EGR, SCR, and DPF Technology to Reduce Diesel Engine Emissions

Apr 4, 2024

Diesel engines have become the backbone of many industrial sectors, from transportation to power generation. However, despite being efficient in terms of fuel consumption, diesel engines are known to be significant contributors to air pollutant emissions as well. To overcome this, advanced technologies including EGR (Exhaust Gas Recirculation), SCR (Selective Catalytic Reduction), and DPF (Diesel Particulate Filter) have been developed.

Differences in How EGR, SCR, and DPF Work

EGR (Exhaust Gas Recirculation): EGR is a technology that flows some of the exhaust gases back into the engine intake. This reduces the combustion temperature and reduces the formation of nitrogen oxides (NOx) by reducing the availability of oxygen in the combustion process.

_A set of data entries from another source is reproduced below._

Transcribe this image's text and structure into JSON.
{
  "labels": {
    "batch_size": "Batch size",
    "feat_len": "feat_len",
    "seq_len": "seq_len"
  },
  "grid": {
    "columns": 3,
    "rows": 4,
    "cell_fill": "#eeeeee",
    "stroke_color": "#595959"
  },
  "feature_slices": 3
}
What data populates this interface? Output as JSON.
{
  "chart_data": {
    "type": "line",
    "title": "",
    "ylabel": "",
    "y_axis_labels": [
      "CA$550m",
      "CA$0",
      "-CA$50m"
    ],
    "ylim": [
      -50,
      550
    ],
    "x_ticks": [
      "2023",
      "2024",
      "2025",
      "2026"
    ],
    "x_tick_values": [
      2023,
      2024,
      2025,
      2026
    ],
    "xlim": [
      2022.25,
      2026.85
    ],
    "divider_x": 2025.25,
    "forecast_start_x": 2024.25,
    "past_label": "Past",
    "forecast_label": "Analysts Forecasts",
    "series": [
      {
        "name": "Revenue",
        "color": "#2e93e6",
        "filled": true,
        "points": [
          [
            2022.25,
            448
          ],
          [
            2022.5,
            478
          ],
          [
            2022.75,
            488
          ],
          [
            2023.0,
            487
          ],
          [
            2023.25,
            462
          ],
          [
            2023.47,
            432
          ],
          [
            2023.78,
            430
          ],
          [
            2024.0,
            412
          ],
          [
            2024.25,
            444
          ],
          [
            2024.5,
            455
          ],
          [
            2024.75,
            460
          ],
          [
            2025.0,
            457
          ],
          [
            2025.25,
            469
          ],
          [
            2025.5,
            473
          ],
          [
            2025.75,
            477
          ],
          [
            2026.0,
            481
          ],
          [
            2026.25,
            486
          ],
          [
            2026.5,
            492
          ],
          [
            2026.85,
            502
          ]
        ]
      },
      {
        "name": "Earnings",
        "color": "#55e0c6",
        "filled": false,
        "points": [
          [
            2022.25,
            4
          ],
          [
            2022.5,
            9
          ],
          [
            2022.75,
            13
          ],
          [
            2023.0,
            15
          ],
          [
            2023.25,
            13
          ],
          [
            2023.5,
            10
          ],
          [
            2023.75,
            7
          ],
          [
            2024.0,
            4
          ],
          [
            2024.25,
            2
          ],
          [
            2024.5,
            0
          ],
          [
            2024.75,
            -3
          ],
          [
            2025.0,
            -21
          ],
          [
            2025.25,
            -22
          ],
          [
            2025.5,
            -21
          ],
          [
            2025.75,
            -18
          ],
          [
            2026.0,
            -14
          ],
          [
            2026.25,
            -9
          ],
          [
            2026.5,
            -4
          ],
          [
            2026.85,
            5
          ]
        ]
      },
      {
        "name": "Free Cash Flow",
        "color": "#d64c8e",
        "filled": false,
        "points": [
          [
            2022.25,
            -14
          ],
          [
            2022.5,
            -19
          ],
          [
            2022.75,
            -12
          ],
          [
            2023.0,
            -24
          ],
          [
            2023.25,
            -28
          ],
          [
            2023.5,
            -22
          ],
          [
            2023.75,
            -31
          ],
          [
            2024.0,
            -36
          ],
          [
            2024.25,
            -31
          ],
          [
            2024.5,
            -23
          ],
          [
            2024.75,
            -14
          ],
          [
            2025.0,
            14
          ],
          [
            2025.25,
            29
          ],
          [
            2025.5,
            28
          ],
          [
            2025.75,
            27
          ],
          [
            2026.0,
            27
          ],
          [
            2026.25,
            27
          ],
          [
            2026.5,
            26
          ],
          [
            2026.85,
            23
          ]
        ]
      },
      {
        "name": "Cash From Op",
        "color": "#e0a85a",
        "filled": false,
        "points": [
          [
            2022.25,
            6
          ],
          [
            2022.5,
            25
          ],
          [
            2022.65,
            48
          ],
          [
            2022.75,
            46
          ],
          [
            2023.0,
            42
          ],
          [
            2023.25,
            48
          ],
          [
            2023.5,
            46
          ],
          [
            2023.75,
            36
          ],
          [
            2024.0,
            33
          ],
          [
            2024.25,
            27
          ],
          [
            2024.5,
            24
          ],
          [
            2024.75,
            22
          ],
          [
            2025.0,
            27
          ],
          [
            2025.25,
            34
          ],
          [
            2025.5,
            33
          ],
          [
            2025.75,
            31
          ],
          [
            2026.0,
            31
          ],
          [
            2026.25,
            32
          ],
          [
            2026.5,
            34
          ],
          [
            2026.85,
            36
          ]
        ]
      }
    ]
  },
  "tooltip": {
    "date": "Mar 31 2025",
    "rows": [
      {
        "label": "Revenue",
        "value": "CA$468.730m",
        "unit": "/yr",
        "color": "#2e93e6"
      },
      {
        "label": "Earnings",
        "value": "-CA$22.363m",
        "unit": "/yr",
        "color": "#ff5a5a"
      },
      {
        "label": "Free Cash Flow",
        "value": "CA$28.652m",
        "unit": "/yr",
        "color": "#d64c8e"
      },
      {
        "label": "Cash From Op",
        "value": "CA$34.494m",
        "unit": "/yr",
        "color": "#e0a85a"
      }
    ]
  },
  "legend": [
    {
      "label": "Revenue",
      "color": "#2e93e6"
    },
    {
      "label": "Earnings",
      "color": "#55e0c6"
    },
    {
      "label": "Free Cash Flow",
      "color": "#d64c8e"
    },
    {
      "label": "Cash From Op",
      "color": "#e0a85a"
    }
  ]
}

SCR (Selective Catalytic Reduction): SCR uses a reagent, usually AdBlue (urea), which is sprayed into the exhaust gas stream. This reagent reacts with NOx in the catalyst to convert it into nitrogen and water, which is then expelled through the exhaust.

DPF (Diesel Particulate Filter): The DPF is responsible for capturing solid particles that result from diesel combustion. These particles consist of carbon black and other toxic chemicals. The DPF uses a ceramic or metal substrate that retains the particles while allowing the exhaust gases to flow through.

The Use of EGR, SCR, and DPF

The use of EGR, SCR, and DPF technologies has a significant impact on optimizing overall emissions reduction. EGR reduces NOx emissions significantly, as the resulting reduction in combustion temperature can reduce NOx formation by up to 50%. SCR is highly effective in reducing NOx emissions, with efficiency levels reaching more than 90%. DPF effectively reduces particulate emissions by 90%, making it highly effective in reducing air pollution.

Technical Challenges in Implementation

The implementation of the technologies have challenges.

  • Maintenance: require regular maintenance, such as regeneration, to remove particle build-up.
  • Size and Weight: these technologies can add to the size and weight of the vehicle, which can be a challenge in design and manufacturing.
  • Soot: Increases soot particle emissions and possible combustion chamber deposits

Best Technology: Selective Catalytic Reduction (SCR)

In many cases, SCR has proven to be the most effective technology in reducing NOx emissions. Its high efficiency, along with fast processing rates, make it a top choice in the face of stringent emissions regulations. SCR has efficiency levels reaching more than 90%, while simultaneously reducing HC and CO emissions by 50-90%, and PM emissions by 30-50%.